A pair of Rutherford County high schools — Stewarts Creek and Eagleville — recently earned national recognition at the Virtual National FFA Convention.
Harrison Falcofsky and Wyatt Blanks were fourth in the nation in the Animal Systems Division with their project titled "The Feed Analysis of Cannabis sativa Seed Varieties as an Outlet of Revenue for Hemp Producers."
"The National FFA Agriscience Fair recognizes students who gain real-world, hands-on experiences in agricultural enterprises," said Gina Stewart, agriculture instructor and FFA advisor at Stewarts Creek. "Students use scientific principles and emerging technologies to solve complex problems related to agriculture, food and natural resources."
Jayce Hatcher was named a silver medalist finalist in the small animal care proficiency award area. Agricultural proficiency awards honor FFA members who, through supervised agriculture experiences, have developed specialized skills they can apply toward their future careers.
Hatcher has developed his SAE at Premier Vet Care and Creature Comfort Kennels throughout this FFA membership, according to Stewart.
In addition to their acknowledgment, Stewarts Creek was recognized as a national three-star chapter.
The national chapter award program — the highest honor a chapter can receive — is designed to recognize FFA chapters that actively implement the mission and strategies of the organization.

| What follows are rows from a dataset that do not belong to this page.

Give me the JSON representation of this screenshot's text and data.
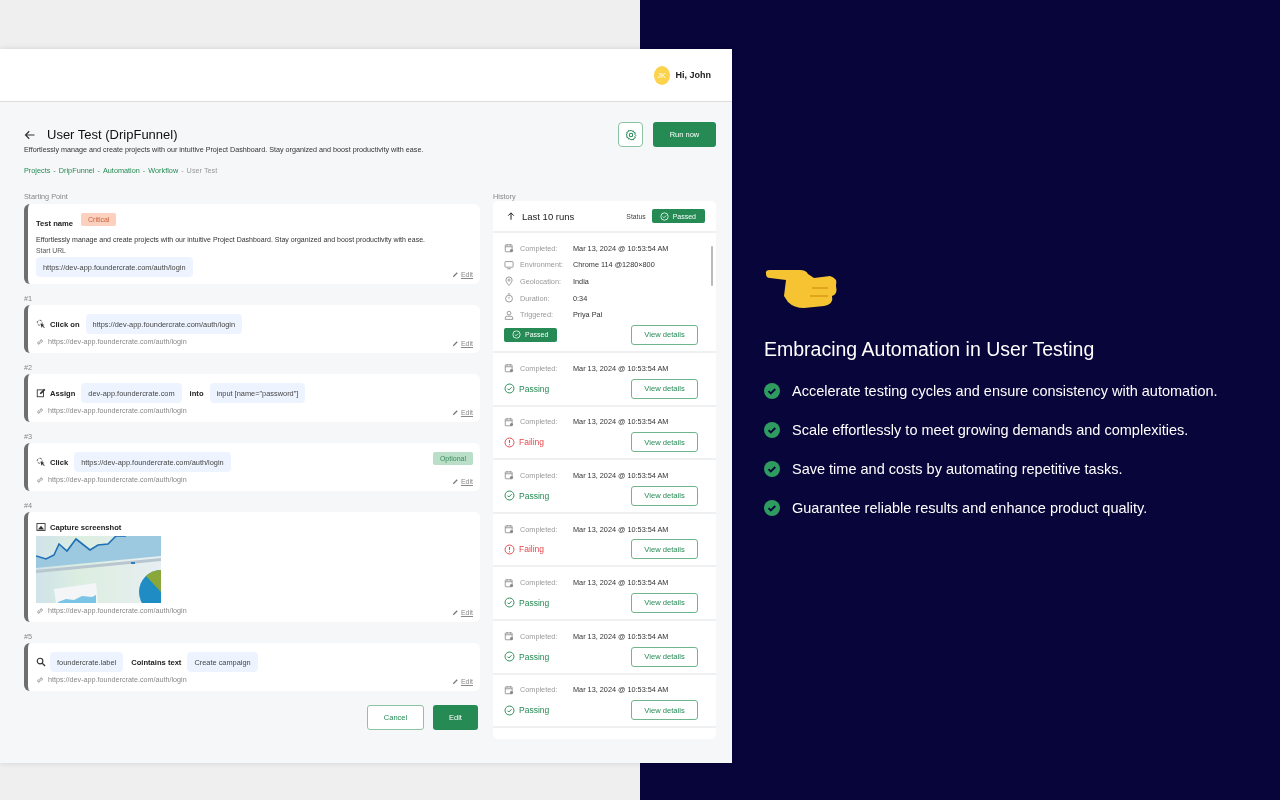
{
  "header": {
    "avatar_initials": "JK",
    "greeting": "Hi, John"
  },
  "page": {
    "title": "User Test (DripFunnel)",
    "description": "Effortlessly manage and create projects with our intuitive Project Dashboard. Stay organized and boost productivity with ease.",
    "separator": "-",
    "breadcrumb": [
      {
        "label": "Projects",
        "link": true
      },
      {
        "label": "DripFunnel",
        "link": true
      },
      {
        "label": "Automation",
        "link": true
      },
      {
        "label": "Workflow",
        "link": true
      },
      {
        "label": "User Test",
        "link": false
      }
    ],
    "run_button": "Run now"
  },
  "starting_point": {
    "heading": "Starting Point",
    "name_label": "Test name",
    "badge": {
      "text": "Critical",
      "kind": "critical"
    },
    "description": "Effortlessly manage and create projects with our intuitive Project Dashboard. Stay organized and boost productivity with ease.",
    "url_label": "Start URL",
    "url": "https://dev-app.foundercrate.com/auth/login",
    "edit": "Edit"
  },
  "steps": [
    {
      "number": "#1",
      "kind": "click",
      "parts": [
        {
          "kind": "label",
          "text": "Click on"
        },
        {
          "kind": "chip",
          "text": "https://dev-app.foundercrate.com/auth/login"
        }
      ],
      "link": "https://dev-app.foundercrate.com/auth/login",
      "edit": "Edit"
    },
    {
      "number": "#2",
      "kind": "assign",
      "parts": [
        {
          "kind": "label",
          "text": "Assign"
        },
        {
          "kind": "chip",
          "text": "dev-app.foundercrate.com"
        },
        {
          "kind": "label",
          "text": "into"
        },
        {
          "kind": "chip",
          "text": "input [name=\"password\"]"
        }
      ],
      "link": "https://dev-app.foundercrate.com/auth/login",
      "edit": "Edit"
    },
    {
      "number": "#3",
      "kind": "click",
      "parts": [
        {
          "kind": "label",
          "text": "Click"
        },
        {
          "kind": "chip",
          "text": "https://dev-app.foundercrate.com/auth/login"
        }
      ],
      "badge": {
        "text": "Optional",
        "kind": "optional"
      },
      "link": "https://dev-app.foundercrate.com/auth/login",
      "edit": "Edit"
    },
    {
      "number": "#4",
      "kind": "screenshot",
      "parts": [
        {
          "kind": "label",
          "text": "Capture screenshot"
        }
      ],
      "screenshot": {
        "kind": "picture"
      },
      "link": "https://dev-app.foundercrate.com/auth/login",
      "edit": "Edit"
    },
    {
      "number": "#5",
      "kind": "find",
      "parts": [
        {
          "kind": "chip",
          "text": "foundercrate.label"
        },
        {
          "kind": "label",
          "text": "Cointains text"
        },
        {
          "kind": "chip",
          "text": "Create campaign"
        }
      ],
      "link": "https://dev-app.foundercrate.com/auth/login",
      "edit": "Edit"
    }
  ],
  "actions": {
    "cancel": "Cancel",
    "submit": "Edit"
  },
  "history": {
    "heading": "History",
    "title": "Last 10 runs",
    "status_label": "Status",
    "status": {
      "text": "Passed",
      "kind": "passed"
    },
    "runs": [
      {
        "details": [
          {
            "kind": "calendar",
            "label": "Completed:",
            "value": "Mar 13, 2024 @ 10:53:54 AM"
          },
          {
            "kind": "monitor",
            "label": "Environment:",
            "value": "Chrome 114 @1280×800"
          },
          {
            "kind": "location",
            "label": "Geolocation:",
            "value": "India"
          },
          {
            "kind": "timer",
            "label": "Duration:",
            "value": "0:34"
          },
          {
            "kind": "user",
            "label": "Triggered:",
            "value": "Priya Pal"
          }
        ],
        "status": {
          "text": "Passed",
          "kind": "passed"
        },
        "button": "View details"
      },
      {
        "details": [
          {
            "kind": "calendar",
            "label": "Completed:",
            "value": "Mar 13, 2024 @ 10:53:54 AM"
          }
        ],
        "status": {
          "text": "Passing",
          "kind": "passing"
        },
        "button": "View details"
      },
      {
        "details": [
          {
            "kind": "calendar",
            "label": "Completed:",
            "value": "Mar 13, 2024 @ 10:53:54 AM"
          }
        ],
        "status": {
          "text": "Failing",
          "kind": "failing"
        },
        "button": "View details"
      },
      {
        "details": [
          {
            "kind": "calendar",
            "label": "Completed:",
            "value": "Mar 13, 2024 @ 10:53:54 AM"
          }
        ],
        "status": {
          "text": "Passing",
          "kind": "passing"
        },
        "button": "View details"
      },
      {
        "details": [
          {
            "kind": "calendar",
            "label": "Completed:",
            "value": "Mar 13, 2024 @ 10:53:54 AM"
          }
        ],
        "status": {
          "text": "Failing",
          "kind": "failing"
        },
        "button": "View details"
      },
      {
        "details": [
          {
            "kind": "calendar",
            "label": "Completed:",
            "value": "Mar 13, 2024 @ 10:53:54 AM"
          }
        ],
        "status": {
          "text": "Passing",
          "kind": "passing"
        },
        "button": "View details"
      },
      {
        "details": [
          {
            "kind": "calendar",
            "label": "Completed:",
            "value": "Mar 13, 2024 @ 10:53:54 AM"
          }
        ],
        "status": {
          "text": "Passing",
          "kind": "passing"
        },
        "button": "View details"
      },
      {
        "details": [
          {
            "kind": "calendar",
            "label": "Completed:",
            "value": "Mar 13, 2024 @ 10:53:54 AM"
          }
        ],
        "status": {
          "text": "Passing",
          "kind": "passing"
        },
        "button": "View details"
      }
    ]
  },
  "promo": {
    "title": "Embracing Automation in User Testing",
    "points": [
      "Accelerate testing cycles and ensure consistency with automation.",
      "Scale effortlessly to meet growing demands and complexities.",
      "Save time and costs by automating repetitive tasks.",
      "Guarantee reliable results and enhance product quality."
    ]
  }
}
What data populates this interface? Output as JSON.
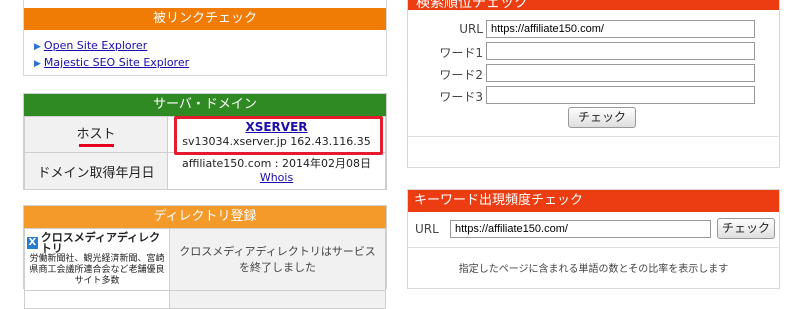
{
  "backlink": {
    "title": "被リンクチェック",
    "links": [
      "Open Site Explorer",
      "Majestic SEO Site Explorer"
    ]
  },
  "server": {
    "title": "サーバ・ドメイン",
    "host_label": "ホスト",
    "host_name": "XSERVER",
    "host_detail": "sv13034.xserver.jp 162.43.116.35",
    "domain_label": "ドメイン取得年月日",
    "domain_value": "affiliate150.com : 2014年02月08日",
    "whois_link": "Whois"
  },
  "directory": {
    "title": "ディレクトリ登録",
    "logo_mark": "X",
    "logo_title": "クロスメディアディレクトリ",
    "logo_sub": "労働新聞社、観光経済新聞、宮崎県商工会議所連合会など老舗優良サイト多数",
    "message": "クロスメディアディレクトリはサービスを終了しました"
  },
  "rank": {
    "title": "検索順位チェック",
    "url_label": "URL",
    "url_value": "https://affiliate150.com/",
    "word_labels": [
      "ワード1",
      "ワード2",
      "ワード3"
    ],
    "word_values": [
      "",
      "",
      ""
    ],
    "check_button": "チェック"
  },
  "keyword": {
    "title": "キーワード出現頻度チェック",
    "url_label": "URL",
    "url_value": "https://affiliate150.com/",
    "check_button": "チェック",
    "note": "指定したページに含まれる単語の数とその比率を表示します"
  },
  "colors": {
    "orange_header": "#f07c05",
    "green_header": "#2f8a23",
    "red_header": "#ec3c12",
    "highlight_box": "#e31b2d"
  }
}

These chapters improve chapter operations using the National Quality Chapter Standards and Program of Activities that emphasize growing leaders, building communities and strengthening agriculture.
Stewarts Creek also had three students receive the American FFA degree — Bridget Robertson, Montana Wright and Lexie Gothard — which is the highest degree achievable in the National FFA Organization.
The degree shows an FFA member’s dedication to his or her chapter," said Stewart, who added, "Stewarts Creek FFA was rewarded for providing educational experiences for the entire membership."
Like Stewarts Creek, Eagleville was also recognized as a three-star chapter.
This is the fifth year in a row Eagleville has earned the top honor. The two schools are two of only 17 schools out of 220 with an FFA program in the state of Tennessee to earn the distinction as a three-star chapter in 2020.
Senior Garren Hamby was a national winner in the Agriscience Fair. He won the animal systems category in Division 5, which encompasses individual competitors who are either high school seniors or recently graduated FF members.
Hamby is one of the most accomplished agriculture students in the state.
He is a second generation FFA member — both parents served and were recognized at the state and national level — serves as a Middle Tennessee Regional FFA officer, Eagleville FFA officer, and Tennessee Gov. Bill Lee recently named Hamby to the State School Board.
He also shows sheep and attends competitive 4-H and FFA events and other agriculture gatherings sponsored by Farm Bureau and similar ag organizations.
As for being a national winner, Eagleville agriculture instructor and FFA advisor Emily Marshall compared Hamby’s national win at the Agriscience Fair to a sports team winning a state championship ring or earning the honor of being selected as Mr. Football.
"It is a goal they have worked toward for a year or longer," Marshall said, "and had to go through multiple levels to make it that far."